Es herrscht zwischen dem expandierenden Islam und den Ungläubigen seit 1400 Jahren ein Kriegszustand, auf den die westlichen, noch nicht islamisierten Staaten nunmehr auch militärisch reagieren wollen, die Bundeswehr mit der Einrichtung eines Centre of Excellence for Operations in Confined and Shallow Waters, eines Expertenzentrums für Operationen in Randmeeren und Küstengewässern. Es operiert im Rahmen der NATO als multinational besetzte Dienststelle auf deutschem Boden. (7)

Davon wissen die Autoren der KONKRET nichts, sondern sie beschreiben das Zentrum als deutsche Einrichtung zur Sicherung des deutschen Welthandels. Die FAZ soll die Vorstellungen der Politik über die Seeräuberei als stark vom Kino beeinflußt eingeschätzt und sich mokiert haben.
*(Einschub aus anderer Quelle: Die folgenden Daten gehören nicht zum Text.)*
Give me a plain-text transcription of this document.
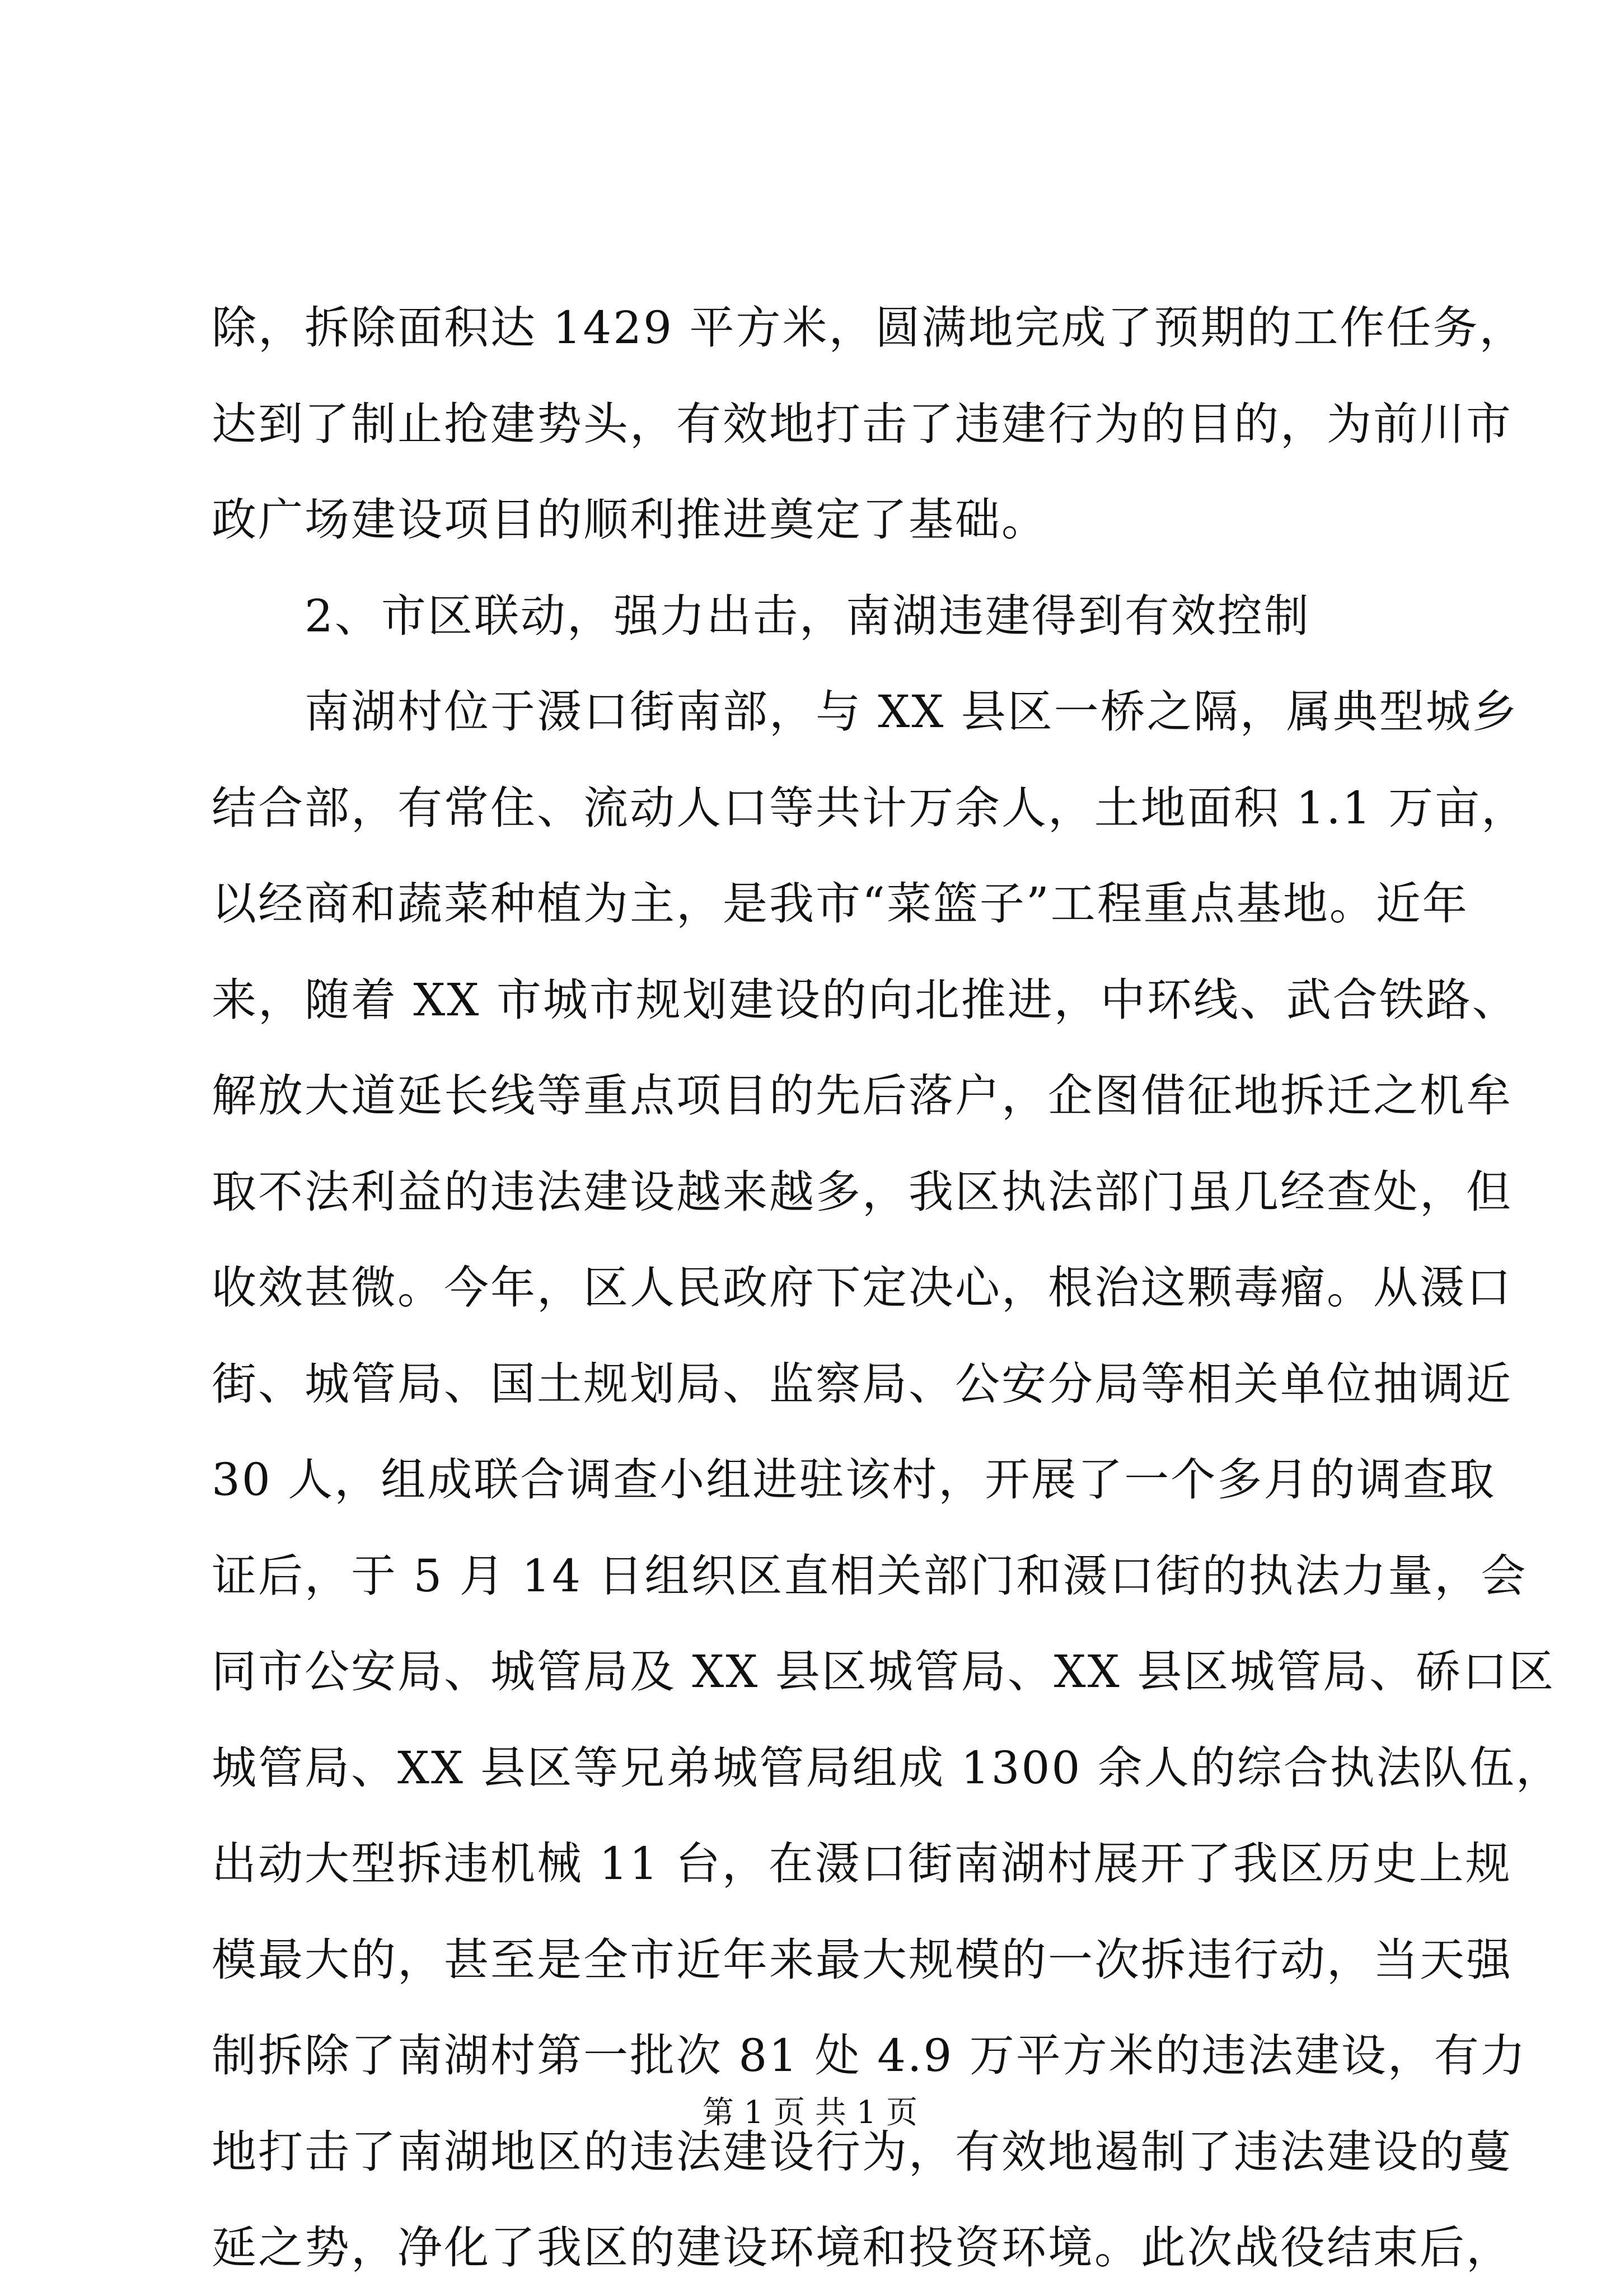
除，拆除面积达 1429 平方米，圆满地完成了预期的工作任务，
达到了制止抢建势头，有效地打击了违建行为的目的，为前川市
政广场建设项目的顺利推进奠定了基础。
2、市区联动，强力出击，南湖违建得到有效控制
南湖村位于滠口街南部，与 XX 县区一桥之隔，属典型城乡
结合部，有常住、流动人口等共计万余人，土地面积 1.1 万亩，
以经商和蔬菜种植为主，是我市“菜篮子”工程重点基地。近年
来，随着 XX 市城市规划建设的向北推进，中环线、武合铁路、
解放大道延长线等重点项目的先后落户，企图借征地拆迁之机牟
取不法利益的违法建设越来越多，我区执法部门虽几经查处，但
收效甚微。今年，区人民政府下定决心，根治这颗毒瘤。从滠口
街、城管局、国土规划局、监察局、公安分局等相关单位抽调近
30 人，组成联合调查小组进驻该村，开展了一个多月的调查取
证后，于 5 月 14 日组织区直相关部门和滠口街的执法力量，会
同市公安局、城管局及 XX 县区城管局、XX 县区城管局、硚口区
城管局、XX 县区等兄弟城管局组成 1300 余人的综合执法队伍，
出动大型拆违机械 11 台，在滠口街南湖村展开了我区历史上规
模最大的，甚至是全市近年来最大规模的一次拆违行动，当天强
制拆除了南湖村第一批次 81 处 4.9 万平方米的违法建设，有力
地打击了南湖地区的违法建设行为，有效地遏制了违法建设的蔓
延之势，净化了我区的建设环境和投资环境。此次战役结束后，
第 1 页 共 1 页
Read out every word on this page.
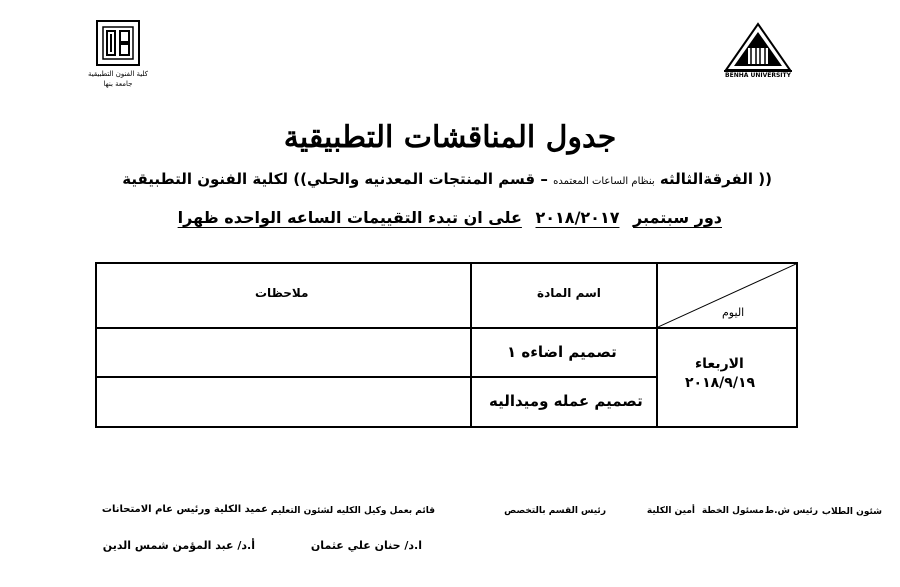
كلية الفنون التطبيقية
جامعة بنها
BENHA UNIVERSITY
جدول المناقشات التطبيقية
(( الفرقةالثالثه بنظام الساعات المعتمده – قسم المنتجات المعدنيه والحلي)) لكلية الفنون التطبيقية
دور سبتمبر ٢٠١٨/٢٠١٧ على ان تبدء التقييمات الساعه الواحده ظهرا
اليوم
اسم المادة
ملاحظات
الاربعاء
٢٠١٨/٩/١٩
تصميم اضاءه ١
تصميم عمله وميداليه
شئون الطلاب
رئيس ش.ط
مسئول الخطة
أمين الكلية
رئيس القسم بالتخصص
قائم بعمل وكيل الكليه لشئون التعليم
عميد الكلية ورئيس عام الامتحانات
ا.د/ حنان علي عثمان
أ.د/ عبد المؤمن شمس الدين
Der nur noch den Abonnenten zugängliche Artikel Soll man die Piratenschiffe entern oder im Meer versenken? stammt von Stephan Löwenstein, vom 29. Juni 2008: Am vergangenen Donnerstag hat im Bundestag eine Sternstunde in einem besonderen Sinne stattgefunden. Die Debatte, die da weit hinten auf der Tagesordnung auf halb elf Uhr abends angesetzt war, bestand nur aus einem Redebeitrag, gönnt die FAZ dem Nichtabonnenten, aber es reicht aus, weiter zu suchen.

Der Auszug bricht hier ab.